29 de septiembre 2010 - 00:00

Adiós con G-77 y más críticas por crisis

La presidente Cristina de Kirchner habla luego de asumir como titular del Grupo de los 77 más China, en Naciones Unidas.
La presidente Cristina de Kirchner habla luego de asumir como titular del Grupo de los 77 más China, en Naciones Unidas.
Nueva York, EE.UU. (enviado especial) - Se despidió Cristina de Kirchner ayer de Nueva York cumpliendo con todos los tics que le imprimió a este viaje. Festejó en las Naciones Unidas la candidatura de la Argentina para cubrir la presidencia del G-77 + China desde enero, en este turno en que el cargo le toca a América Latina. En ese acto dentro del edificio Ecosoc de la ONU, se dirigió al grupo de países fijando la agenda que piensa coordinar en 2011. Mientras por la mañana se reunió con Ban Ki-moon y luego se despachó hablando de G-20, G-77, los defectos del sistema financiero que llevaron a la crisis y la lucha contra las calificadoras del riesgo, un poco después volvió a sumergirse en ese nuevo canal de comunicación que la subyuga, Twitter.

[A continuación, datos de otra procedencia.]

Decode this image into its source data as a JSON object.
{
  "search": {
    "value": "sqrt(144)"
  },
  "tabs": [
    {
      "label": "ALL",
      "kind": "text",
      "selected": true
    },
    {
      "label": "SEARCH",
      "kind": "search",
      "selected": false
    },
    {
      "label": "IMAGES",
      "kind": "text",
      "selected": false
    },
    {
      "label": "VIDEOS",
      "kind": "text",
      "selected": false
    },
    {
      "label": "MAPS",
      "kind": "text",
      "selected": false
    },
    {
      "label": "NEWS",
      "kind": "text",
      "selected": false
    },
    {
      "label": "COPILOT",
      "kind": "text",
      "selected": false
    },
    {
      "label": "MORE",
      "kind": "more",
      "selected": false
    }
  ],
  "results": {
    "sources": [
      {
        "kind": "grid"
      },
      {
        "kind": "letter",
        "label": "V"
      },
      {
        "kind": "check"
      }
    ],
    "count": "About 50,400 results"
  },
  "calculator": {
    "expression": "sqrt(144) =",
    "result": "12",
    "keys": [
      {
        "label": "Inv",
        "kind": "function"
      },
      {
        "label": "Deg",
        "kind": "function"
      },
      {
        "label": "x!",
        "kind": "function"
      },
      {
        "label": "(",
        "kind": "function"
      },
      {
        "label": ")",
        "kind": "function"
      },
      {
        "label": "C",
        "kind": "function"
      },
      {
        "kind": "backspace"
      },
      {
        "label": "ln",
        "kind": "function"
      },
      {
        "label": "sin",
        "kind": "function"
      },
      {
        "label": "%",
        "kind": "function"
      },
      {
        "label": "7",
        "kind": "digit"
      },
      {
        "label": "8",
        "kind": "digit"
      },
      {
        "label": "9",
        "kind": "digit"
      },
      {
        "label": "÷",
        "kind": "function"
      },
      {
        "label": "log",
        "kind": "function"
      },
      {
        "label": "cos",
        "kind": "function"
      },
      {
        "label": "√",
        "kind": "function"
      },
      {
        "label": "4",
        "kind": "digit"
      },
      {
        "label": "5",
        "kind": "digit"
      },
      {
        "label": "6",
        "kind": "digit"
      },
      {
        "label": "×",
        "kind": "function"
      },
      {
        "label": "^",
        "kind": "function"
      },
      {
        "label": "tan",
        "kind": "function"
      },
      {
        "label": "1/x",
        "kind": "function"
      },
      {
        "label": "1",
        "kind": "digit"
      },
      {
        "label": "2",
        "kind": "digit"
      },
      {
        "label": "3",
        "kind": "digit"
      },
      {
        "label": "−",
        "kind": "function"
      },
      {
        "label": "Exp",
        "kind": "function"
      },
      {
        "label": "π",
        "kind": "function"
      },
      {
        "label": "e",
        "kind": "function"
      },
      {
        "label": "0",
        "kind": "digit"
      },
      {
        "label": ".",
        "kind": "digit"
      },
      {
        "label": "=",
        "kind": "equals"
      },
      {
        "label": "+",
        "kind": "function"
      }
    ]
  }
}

El uso de ese sistema no es inocente. Logra Cristina de Kirchner con eso dos objetivos: hacer un by pass a los medios y obligar al mismo tiempo a su publicación. Los «tweetazos» de ayer, como se los calificó en Nueva York por la intensidad y longitud, volvieron para relatar la asamblea del G-77: allí contó que fue Perú el que propuso a la Argentina, que el salón estaba completo, su pasión por aportar ideas (que se vio claramente en su mensaje con pedagogía sobre cómo debe gobernarse el mundo) y de allí saltó nuevamente a su crítica a la Justicia, castigo que alternó con el que su marido también le propinó -pero no por Twitter- por el fallo del juez que habilitó la medida cautelar para frenar la disolución de Fibertel.

Tras criticar el sorteo de la causa y sentenciar: «Queda claro que estamos hablando de un juez que no tiene competencia», duplicó la apuesta de sus tweet anteriores: «Aunque Sagarra (el juez en cuestión) admitió su incompetencia, igual otorgó la cautelar, dejándola firme. ¿De Ripley? No, de un juez cautelar y Magnetto».

Lejos de esa pelea de los Kirchner, Argüello prefirió ayer entusiasmarse con esa presidencia del G-77 que, en realidad, ocupará él con un grupo de seis asesores en Nueva York y otro igual en Buenos Aires. La primera tarea será contactar a los siete miembros del grupo que también integran el G-20, para formar un entre de coordinación.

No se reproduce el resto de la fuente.